In 1927, the yellow fever virus was isolated in West Africa, which led to the development of two vaccines in the 1930s. The vaccine 17D was developed by the South African microbiologist Max Theiler at the Rockefeller Institute. Following the work of Ernest Goodpasture, he used chicken eggs to culture the virus and won a Nobel Prize for this achievement in 1951. A French team developed the vaccine FNV (French neurotropic vaccine), which was extracted from mouse brain tissue – but since it was associated with a higher incidence of encephalitis, FNV was not recommended after 1961. 17D on the other hand is still in use and over 400 million doses have been distributed. Little has been invested in the development of new vaccines, and the 60-year-old technology might be too slow to stop a yellow fever epidemic. Newer vaccines based on vero cells are in development and should replace 17D at some point.[5]
Using vector control and strict vaccination programs, the urban cycle of yellow fever was nearly eradicated from South America. Since 1943 only a single urban outbreak in Santa Cruz de la Sierra, Bolivia has occurred. Since the 1980s, the number of yellow fever cases have been increasing again and A. aegypti has returned to the urban centers of South America. This is partly due to limitations on insecticides available, and partly because the vector control program was simply abandoned. Even though no new urban cycle has yet been established, it is feared that this could happen again at any point. An outbreak in Paraguay in 2008 was first feared to be urban in nature, but this ultimately proved not to be the case.[5]

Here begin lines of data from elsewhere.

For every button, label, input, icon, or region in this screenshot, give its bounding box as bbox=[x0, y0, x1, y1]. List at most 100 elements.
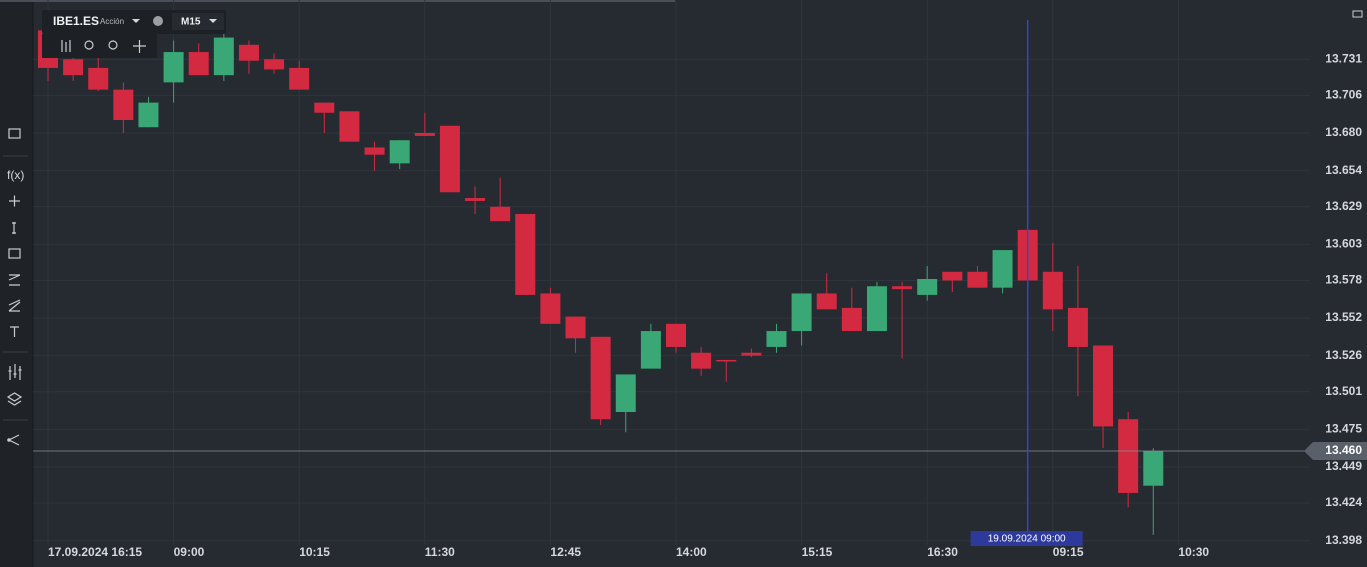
zoom-in-button[interactable] bbox=[108, 40, 118, 50]
candle-body bbox=[540, 293, 561, 324]
layers-button[interactable] bbox=[6, 392, 23, 406]
timeframe[interactable]: M15 bbox=[181, 17, 201, 28]
y-tick-label: 13.603 bbox=[1325, 236, 1362, 250]
symbol[interactable]: IBE1.ES bbox=[53, 14, 99, 28]
candle-body bbox=[1067, 307, 1088, 347]
left-toolbar bbox=[0, 0, 33, 567]
candle-body bbox=[113, 89, 134, 120]
maximize-button[interactable] bbox=[1352, 10, 1363, 18]
candle-body bbox=[590, 336, 611, 420]
candle-body bbox=[917, 279, 938, 295]
candle-body bbox=[213, 37, 234, 76]
toolbar-icons: f(x) bbox=[3, 128, 28, 446]
candle-body bbox=[992, 250, 1013, 288]
candle-body bbox=[1143, 451, 1164, 486]
candle-body bbox=[439, 125, 460, 193]
crosshair-button[interactable] bbox=[9, 195, 20, 207]
timeframe-dropdown[interactable] bbox=[209, 19, 217, 23]
crosshair-label-box bbox=[970, 531, 1083, 546]
candle-body bbox=[238, 44, 259, 61]
candle-body bbox=[138, 102, 159, 128]
y-tick-label: 13.398 bbox=[1325, 533, 1362, 547]
x-tick-label: 16:30 bbox=[927, 545, 958, 559]
candle-body bbox=[741, 352, 762, 356]
candle-body bbox=[565, 316, 586, 339]
x-tick-label: 09:00 bbox=[174, 545, 205, 559]
info-button[interactable] bbox=[153, 16, 163, 26]
share-dot bbox=[7, 438, 11, 442]
current-price-label: 13.460 bbox=[1325, 443, 1362, 457]
x-tick-label: 10:30 bbox=[1178, 545, 1209, 559]
candle-body bbox=[414, 132, 435, 136]
candle-body bbox=[389, 140, 410, 164]
crosshair-label: 19.09.2024 09:00 bbox=[988, 534, 1066, 545]
candle-body bbox=[1093, 345, 1114, 427]
candle-body bbox=[163, 52, 184, 83]
candle-body bbox=[866, 286, 887, 332]
candle-body bbox=[289, 67, 310, 90]
line-tool-button[interactable] bbox=[12, 222, 16, 234]
x-tick-label: 15:15 bbox=[802, 545, 833, 559]
symbol-dropdown[interactable] bbox=[132, 19, 140, 23]
y-tick-label: 13.680 bbox=[1325, 125, 1362, 139]
fib-tool-button[interactable] bbox=[8, 274, 21, 286]
y-tick-label: 13.449 bbox=[1325, 459, 1362, 473]
candles-button[interactable] bbox=[61, 40, 71, 52]
y-tick-label: 13.654 bbox=[1325, 163, 1362, 177]
candle-body bbox=[264, 59, 285, 70]
timeframe-box bbox=[172, 13, 224, 30]
x-tick-label: 17.09.2024 16:15 bbox=[48, 545, 142, 559]
current-price-tag bbox=[1304, 442, 1367, 461]
y-tick-label: 13.424 bbox=[1325, 495, 1362, 509]
x-tick-label: 14:00 bbox=[676, 545, 707, 559]
candle-body bbox=[841, 307, 862, 332]
candle-body bbox=[892, 286, 913, 290]
x-tick-label: 11:30 bbox=[425, 545, 455, 559]
candle-body bbox=[942, 271, 963, 281]
text-tool-button[interactable] bbox=[10, 326, 19, 337]
indicator-button[interactable]: f(x) bbox=[7, 168, 24, 182]
pan-button[interactable] bbox=[133, 40, 146, 53]
pattern-tool-button[interactable] bbox=[8, 299, 21, 312]
candle-body bbox=[515, 213, 536, 295]
candle-body bbox=[615, 374, 636, 413]
top-border bbox=[0, 0, 675, 2]
candle-body bbox=[188, 52, 209, 76]
y-tick-label: 13.706 bbox=[1325, 88, 1362, 102]
share-button[interactable] bbox=[8, 434, 20, 446]
candle-body bbox=[816, 293, 837, 310]
candle-body bbox=[88, 67, 109, 90]
symbol-header: IBE1.ES Acción M15 bbox=[42, 10, 226, 58]
shape-tool-button[interactable] bbox=[8, 248, 21, 259]
candle-body bbox=[1118, 419, 1139, 493]
candle-body bbox=[465, 198, 486, 201]
candle-body bbox=[967, 271, 988, 288]
y-tick-label: 13.731 bbox=[1325, 51, 1362, 65]
y-tick-label: 13.501 bbox=[1325, 384, 1362, 398]
candle-body bbox=[63, 59, 84, 76]
candle-body bbox=[1042, 271, 1063, 310]
y-tick-label: 13.552 bbox=[1325, 310, 1362, 324]
zoom-out-button[interactable] bbox=[84, 40, 94, 50]
candle-body bbox=[691, 352, 712, 369]
overlays: 13.460 19.09.2024 09:00 bbox=[33, 20, 1367, 546]
candle-body bbox=[314, 102, 335, 113]
candle-body bbox=[666, 323, 686, 347]
y-tick-label: 13.475 bbox=[1325, 422, 1362, 436]
candle-body bbox=[640, 331, 661, 369]
x-tick-label: 12:45 bbox=[550, 545, 581, 559]
chart-type-button[interactable] bbox=[8, 364, 22, 380]
x-tick-label: 10:15 bbox=[299, 545, 330, 559]
y-tick-label: 13.629 bbox=[1325, 199, 1362, 213]
candle-body bbox=[766, 331, 787, 347]
candle-body bbox=[364, 147, 385, 155]
instrument-type: Acción bbox=[100, 17, 124, 26]
candle-body bbox=[791, 293, 812, 332]
candles bbox=[38, 24, 1164, 535]
candle-body bbox=[339, 111, 360, 142]
layout-button[interactable] bbox=[8, 128, 21, 139]
candle-body bbox=[716, 359, 737, 362]
x-tick-label: 09:15 bbox=[1053, 545, 1084, 559]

In Africa virus eradication programs have mostly relied upon vaccination. These programs have largely been unsuccessful, since they were unable to break the sylvatic cycle. With few countries establishing regular vaccination programs, measures to fight yellow fever have been neglected, making the virus a dangerous threat to spread again.[5]
In the hamster model of yellow fever, early administration of the antiviral ribavirin is an effective early treatment of many pathological features of the disease.[38] Ribavirin treatment during the first five days after virus infection improved survival rates, reduced tissue damage in target organs (liver and spleen), prevented hepatocellular steatosis, and normalised alanine aminotransferase (a liver damage marker) levels. The results of this study suggest that ribavirin may be effective in the early treatment of yellow fever, and that its mechanism of action in reducing liver pathology in yellow fever virus infection may be similar to that observed with ribavirin in the treatment of hepatitis C, a virus related to yellow fever.[38] Because ribavirin had failed to improve survival in a virulent primate (rhesus) model of yellow fever infection, it had been previously discounted as a possible therapy.[39]
In the past, yellow fever has been researched by several countries as a potential biological weapon.[40]